Parkland survivor Cameron Kasky sets a new political course

Kadia Tubman
Reporter

The “March for Our Lives” fall tour begins Friday in Los Angeles, but Parkland shooting survivor Cameron Kasky will not be joining.

“One of the biggest problems I’m seeing in our political discourse right now is the fact that people are not interested in engaging with folks who disagree with them,” Kasky said Thursday in a live interview at the New York Build studio, which is owned by Oath, the parent company of Yahoo News. “I felt that folks who disagreed with me on gun control didn’t care when kids died.”

On the March for Our Lives summer tour, Kasky said he met families in Texas “that have semi-automatic weapons — that I would instantly want to ban — to protect their families.” His experience meeting those people inspired him to change how he approached his and other’s “constitutional-based arguments.”

Referring to Generation Z, Kasky continued, “We’re at a point where we have to look ourselves in the mirror and say, ‘Do we want to move forward, or do we want to move farther apart?’”

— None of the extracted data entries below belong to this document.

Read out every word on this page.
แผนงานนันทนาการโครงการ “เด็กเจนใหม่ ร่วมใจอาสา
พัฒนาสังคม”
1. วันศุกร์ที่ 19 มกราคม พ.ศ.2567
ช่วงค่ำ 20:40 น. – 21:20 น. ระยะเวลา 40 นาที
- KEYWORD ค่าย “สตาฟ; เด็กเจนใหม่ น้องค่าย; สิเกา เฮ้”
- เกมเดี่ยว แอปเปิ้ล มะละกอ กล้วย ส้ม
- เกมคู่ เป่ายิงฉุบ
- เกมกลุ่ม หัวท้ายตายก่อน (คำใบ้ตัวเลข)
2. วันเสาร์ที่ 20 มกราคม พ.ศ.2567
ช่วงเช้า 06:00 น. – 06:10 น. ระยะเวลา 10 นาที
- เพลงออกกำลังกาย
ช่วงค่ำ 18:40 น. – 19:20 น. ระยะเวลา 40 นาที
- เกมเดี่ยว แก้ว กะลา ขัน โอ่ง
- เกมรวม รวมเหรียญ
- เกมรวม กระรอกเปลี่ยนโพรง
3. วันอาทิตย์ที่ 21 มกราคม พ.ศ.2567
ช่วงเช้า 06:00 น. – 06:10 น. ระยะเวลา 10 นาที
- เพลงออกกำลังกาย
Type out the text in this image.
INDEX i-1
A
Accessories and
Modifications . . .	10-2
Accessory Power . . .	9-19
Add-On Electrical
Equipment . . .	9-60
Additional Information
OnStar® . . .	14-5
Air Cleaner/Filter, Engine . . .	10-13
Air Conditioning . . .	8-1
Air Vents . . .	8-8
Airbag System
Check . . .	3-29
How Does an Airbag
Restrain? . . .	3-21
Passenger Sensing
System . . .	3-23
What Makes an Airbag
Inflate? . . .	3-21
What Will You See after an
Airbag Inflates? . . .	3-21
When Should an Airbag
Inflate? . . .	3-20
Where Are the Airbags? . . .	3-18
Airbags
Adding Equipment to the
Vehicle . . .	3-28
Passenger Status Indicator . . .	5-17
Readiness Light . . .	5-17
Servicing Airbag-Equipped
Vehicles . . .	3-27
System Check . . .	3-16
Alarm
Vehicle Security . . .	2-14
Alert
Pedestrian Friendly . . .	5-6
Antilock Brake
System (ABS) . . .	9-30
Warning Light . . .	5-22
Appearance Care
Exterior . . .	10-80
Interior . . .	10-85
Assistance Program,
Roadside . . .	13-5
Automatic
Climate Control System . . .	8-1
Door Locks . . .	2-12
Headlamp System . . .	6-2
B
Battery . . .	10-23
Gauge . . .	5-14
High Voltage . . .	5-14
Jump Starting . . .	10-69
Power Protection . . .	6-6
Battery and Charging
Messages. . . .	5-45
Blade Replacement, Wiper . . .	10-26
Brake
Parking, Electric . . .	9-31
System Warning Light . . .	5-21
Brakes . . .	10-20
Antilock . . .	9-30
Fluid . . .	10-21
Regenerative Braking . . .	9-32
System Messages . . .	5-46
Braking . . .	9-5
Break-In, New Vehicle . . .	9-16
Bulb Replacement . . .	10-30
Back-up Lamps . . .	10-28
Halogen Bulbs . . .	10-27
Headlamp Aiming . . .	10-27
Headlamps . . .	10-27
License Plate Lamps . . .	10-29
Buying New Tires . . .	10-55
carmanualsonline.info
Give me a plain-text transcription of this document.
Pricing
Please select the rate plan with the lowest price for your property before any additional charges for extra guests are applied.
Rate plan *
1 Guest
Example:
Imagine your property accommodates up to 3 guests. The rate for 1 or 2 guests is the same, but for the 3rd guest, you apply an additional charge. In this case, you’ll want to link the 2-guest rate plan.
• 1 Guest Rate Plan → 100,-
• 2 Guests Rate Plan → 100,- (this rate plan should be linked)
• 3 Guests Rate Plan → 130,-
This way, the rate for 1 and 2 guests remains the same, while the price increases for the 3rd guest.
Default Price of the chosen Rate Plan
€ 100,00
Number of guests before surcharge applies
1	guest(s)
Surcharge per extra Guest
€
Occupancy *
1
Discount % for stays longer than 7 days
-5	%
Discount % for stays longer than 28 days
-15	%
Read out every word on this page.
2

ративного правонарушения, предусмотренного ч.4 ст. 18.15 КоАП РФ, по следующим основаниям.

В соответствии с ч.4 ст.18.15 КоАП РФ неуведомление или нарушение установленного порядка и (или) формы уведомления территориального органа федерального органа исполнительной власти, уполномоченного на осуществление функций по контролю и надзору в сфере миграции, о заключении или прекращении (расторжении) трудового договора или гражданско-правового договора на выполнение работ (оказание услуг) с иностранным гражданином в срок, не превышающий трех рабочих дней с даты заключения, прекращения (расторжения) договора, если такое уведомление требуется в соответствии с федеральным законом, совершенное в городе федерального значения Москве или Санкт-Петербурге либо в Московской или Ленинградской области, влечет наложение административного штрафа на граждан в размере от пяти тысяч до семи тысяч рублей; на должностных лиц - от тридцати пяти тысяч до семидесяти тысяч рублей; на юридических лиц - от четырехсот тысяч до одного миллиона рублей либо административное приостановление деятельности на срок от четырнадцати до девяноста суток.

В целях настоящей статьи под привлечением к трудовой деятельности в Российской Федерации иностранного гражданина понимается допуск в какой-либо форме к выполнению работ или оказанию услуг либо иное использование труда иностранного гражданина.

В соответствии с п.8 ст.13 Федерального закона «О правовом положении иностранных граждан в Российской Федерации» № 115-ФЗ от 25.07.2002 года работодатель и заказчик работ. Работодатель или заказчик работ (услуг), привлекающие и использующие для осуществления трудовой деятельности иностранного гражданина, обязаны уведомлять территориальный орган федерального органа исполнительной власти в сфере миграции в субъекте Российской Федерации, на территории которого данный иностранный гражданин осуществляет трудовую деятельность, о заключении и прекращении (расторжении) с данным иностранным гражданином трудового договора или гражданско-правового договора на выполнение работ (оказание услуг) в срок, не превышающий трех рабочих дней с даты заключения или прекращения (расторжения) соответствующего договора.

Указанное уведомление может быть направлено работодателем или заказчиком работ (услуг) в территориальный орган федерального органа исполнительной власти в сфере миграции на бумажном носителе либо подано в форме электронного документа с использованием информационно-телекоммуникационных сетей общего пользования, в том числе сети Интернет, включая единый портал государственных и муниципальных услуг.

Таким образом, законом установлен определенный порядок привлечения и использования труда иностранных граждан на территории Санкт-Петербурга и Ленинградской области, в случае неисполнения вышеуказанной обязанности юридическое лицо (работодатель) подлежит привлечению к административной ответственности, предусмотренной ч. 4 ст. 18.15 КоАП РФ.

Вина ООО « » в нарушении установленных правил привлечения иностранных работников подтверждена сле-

Cameron Kasky, a survivor of the mass shooting at Marjory Stoneman Douglas High School in Parkland, Fla., speaks during the “March for Our Lives” rally in Washington, March 24, 2018. (Photo: Andrew Harnik/AP)

Kasky said he has learned from “hard mistakes” he made since the February shooting at Marjory Stoneman Douglas High School, which left 17 dead. He said his personal rhetoric “was aimed more at turning some people against other people as opposed to uniting everybody.”

Meanwhile, the Parkland student activists are gearing up for the 2018 elections with their “Vote for Our Lives” campaign to encourage Generation Z to get out and vote.

“If you look at the efforts from the students at March for Our Lives and the students at many other similar organizations, this is a big year where everybody is going out there and saying ‘Vote,’” said Kasky. “These midterms … are the most important in my lifetime.”

When asked what he’ll be voting for this year, Kasky told Yahoo News, “I’m voting for the people who dedicate themselves to putting their principles over their party, because I think parties suck.”